Even adjusting for the brief overtime period that was played in Game 5, the ice times for Turris and Stone were up significantly from Game 4, where Boucher essentially rolled four lines. Turris went from 17:28 of ice time in Game 4 to 24:58 in Game 5. Stone saw a similar jump from 16:40 in Game 4 up to 21:45 in Game 5.
So while there is some merit to the protection aspect Neil brings to the lineup, there is also something to be said for the extra ice time that gets distributed to stars in the back half of hockey games when coaches are more reluctant to use a tough guy.
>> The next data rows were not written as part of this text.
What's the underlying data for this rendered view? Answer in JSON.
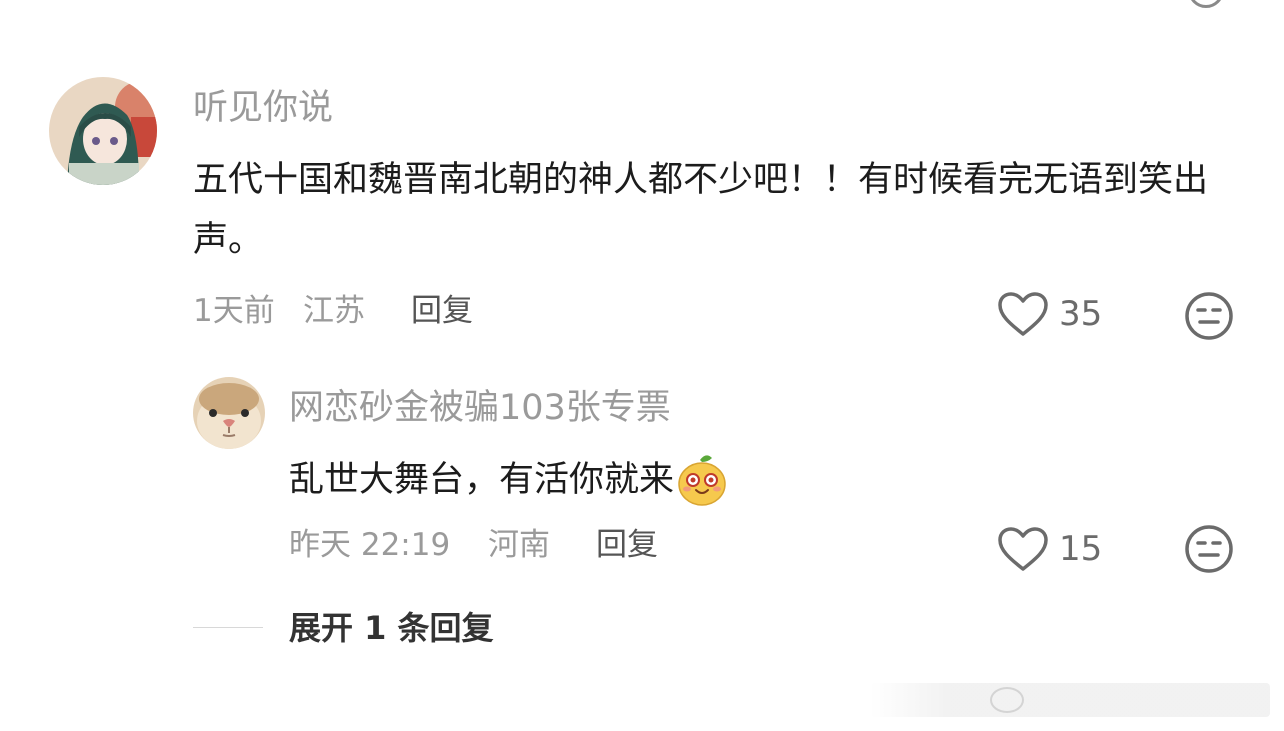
{
  "comments": [
    {
      "username": "听见你说",
      "text": "五代十国和魏晋南北朝的神人都不少吧！！有时候看完无语到笑出声。",
      "time": "1天前",
      "location": "江苏",
      "reply_label": "回复",
      "likes": "35",
      "avatar_icon": "anime-girl-avatar"
    }
  ],
  "replies": [
    {
      "username": "网恋砂金被骗103张专票",
      "text": "乱世大舞台，有活你就来",
      "emoji": "yellow-bun-emoji",
      "time": "昨天 22:19",
      "location": "河南",
      "reply_label": "回复",
      "likes": "15",
      "avatar_icon": "cat-avatar"
    }
  ],
  "expand_label": "展开 1 条回复",
  "colors": {
    "username": "#9a9a9a",
    "text": "#1c1c1c",
    "meta": "#9a9a9a",
    "icon": "#6b6b6b"
  }
}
A similar situation arose with the Senators in the 2013-14 season, when Matt Kassian was in the lineup. The Senators suffered only three regulation losses in the first 20 games Kassian suited up for that season, leading many to draw the simple conclusion that the Senators appreciated his toughness on the bench.
But Jason Spezza was quick to point out that the star players loved having a designated tough guy in the lineup because it usually meant their minutes would be increased over the course of the game. And while he always loved the protection, Spezza felt there needed to be equal weight given to the fact that the star players would see more ice time in those situations.
Perhaps this is an argument the pro-analytics/anti-fighting crowd can get behind as well. Maybe they could view Neil’s presence in the lineup as an opportunity for players like Turris and Stone to influence a game in a greater fashion. And that maybe increased ice time for those stars is more beneficial than dressing a fourth-liner such as Tommy Wingels – who could play eight to 10 minutes – but who rarely provides offence.
In any event, the Senators are now one win away from the conference finals. And no matter what side of the fence you sit on, you have to admit Neil did have an impact on the Senators winning Game 5.
Whether you choose to believe that impact came because of his toughness or the increased ice time to others is completely up to you.